- Spouse: William Comyn, Lord of Badenoch
- Issue: est. 7 (see family section at bottom)
- Father: Fergus, Earl of Buchan

= Marjory, Countess of Buchan =

13th-century Scottish noblewoman

Marjory, Countess of Buchan, also known as Margaret de Buchan, was a Scottish noblewoman.

She inherited the earldom from her father, Fergus, Earl of Buchan, who died without male issue. Marjory was married to William Comyn, Lord of Badenoch, the son of Richard Comyn and his wife Hextilda of Tynedale. The marriage was William's second marriage, with William becoming jure uxoris Earl of Buchan.
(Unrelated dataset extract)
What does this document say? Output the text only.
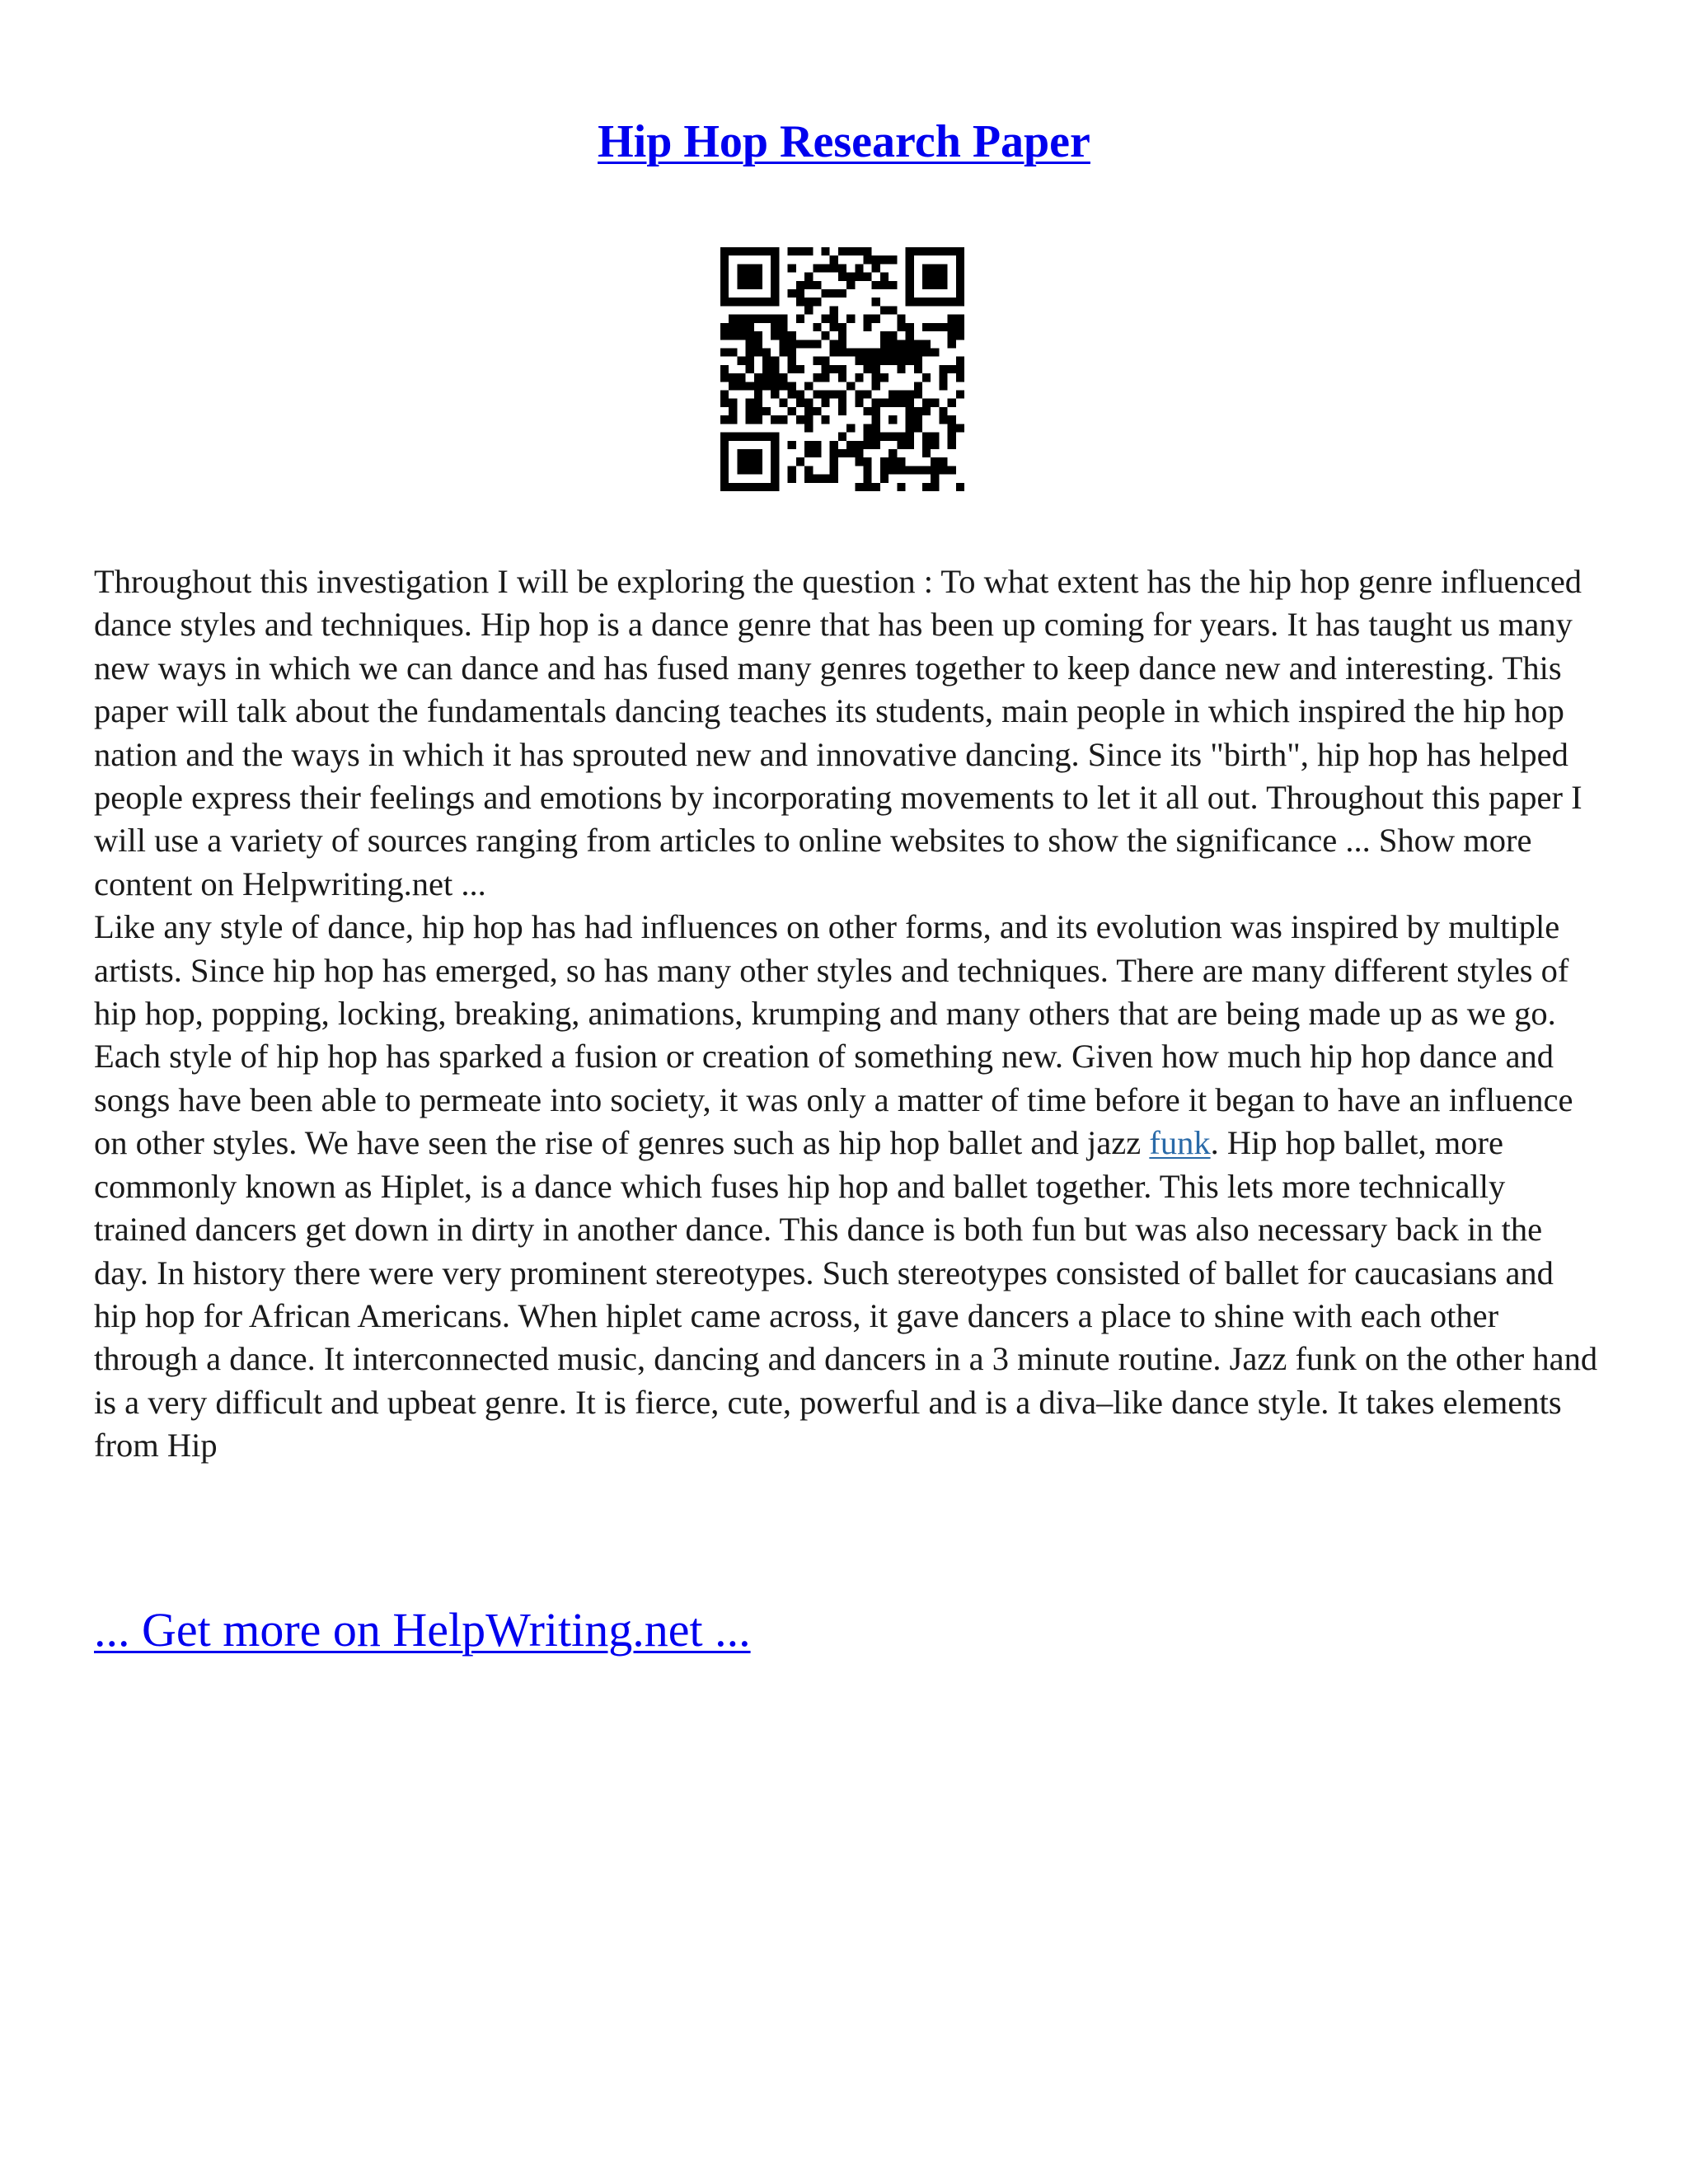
Hip Hop Research Paper

Throughout this investigation I will be exploring the question : To what extent has the hip hop genre influenced dance styles and techniques. Hip hop is a dance genre that has been up coming for years. It has taught us many new ways in which we can dance and has fused many genres together to keep dance new and interesting. This paper will talk about the fundamentals dancing teaches its students, main people in which inspired the hip hop nation and the ways in which it has sprouted new and innovative dancing. Since its "birth", hip hop has helped people express their feelings and emotions by incorporating movements to let it all out. Throughout this paper I will use a variety of sources ranging from articles to online websites to show the significance ... Show more content on Helpwriting.net ...

Like any style of dance, hip hop has had influences on other forms, and its evolution was inspired by multiple artists. Since hip hop has emerged, so has many other styles and techniques. There are many different styles of hip hop, popping, locking, breaking, animations, krumping and many others that are being made up as we go. Each style of hip hop has sparked a fusion or creation of something new. Given how much hip hop dance and songs have been able to permeate into society, it was only a matter of time before it began to have an influence on other styles. We have seen the rise of genres such as hip hop ballet and jazz funk. Hip hop ballet, more commonly known as Hiplet, is a dance which fuses hip hop and ballet together. This lets more technically trained dancers get down in dirty in another dance. This dance is both fun but was also necessary back in the day. In history there were very prominent stereotypes. Such stereotypes consisted of ballet for caucasians and hip hop for African Americans. When hiplet came across, it gave dancers a place to shine with each other through a dance. It interconnected music, dancing and dancers in a 3 minute routine. Jazz funk on the other hand is a very difficult and upbeat genre. It is fierce, cute, powerful and is a diva–like dance style. It takes elements from Hip

... Get more on HelpWriting.net ...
During 1219, Marjory and William founded the Cistercian Abbey in Deer, dedicated to Mary. William died in 1233, Marjory being Countess in her own right until she was succeeded by her son Alexander, at her death.

==Family==
Marjory and William are known to have had at least seven children.
- Idonea Comyn, married Gilbert de la Hay of Erroll.
- Alexander Comyn, married Elizabeth de Quincy
- William Comyn
- Margory Comyn, married John de Keith.
- Fergus Comyn, Lord of Gorgyn
- Elizabeth Comyn, married Uilleam, Earl of Mar.
- Agnes Comyn, married Philip de Meldrum.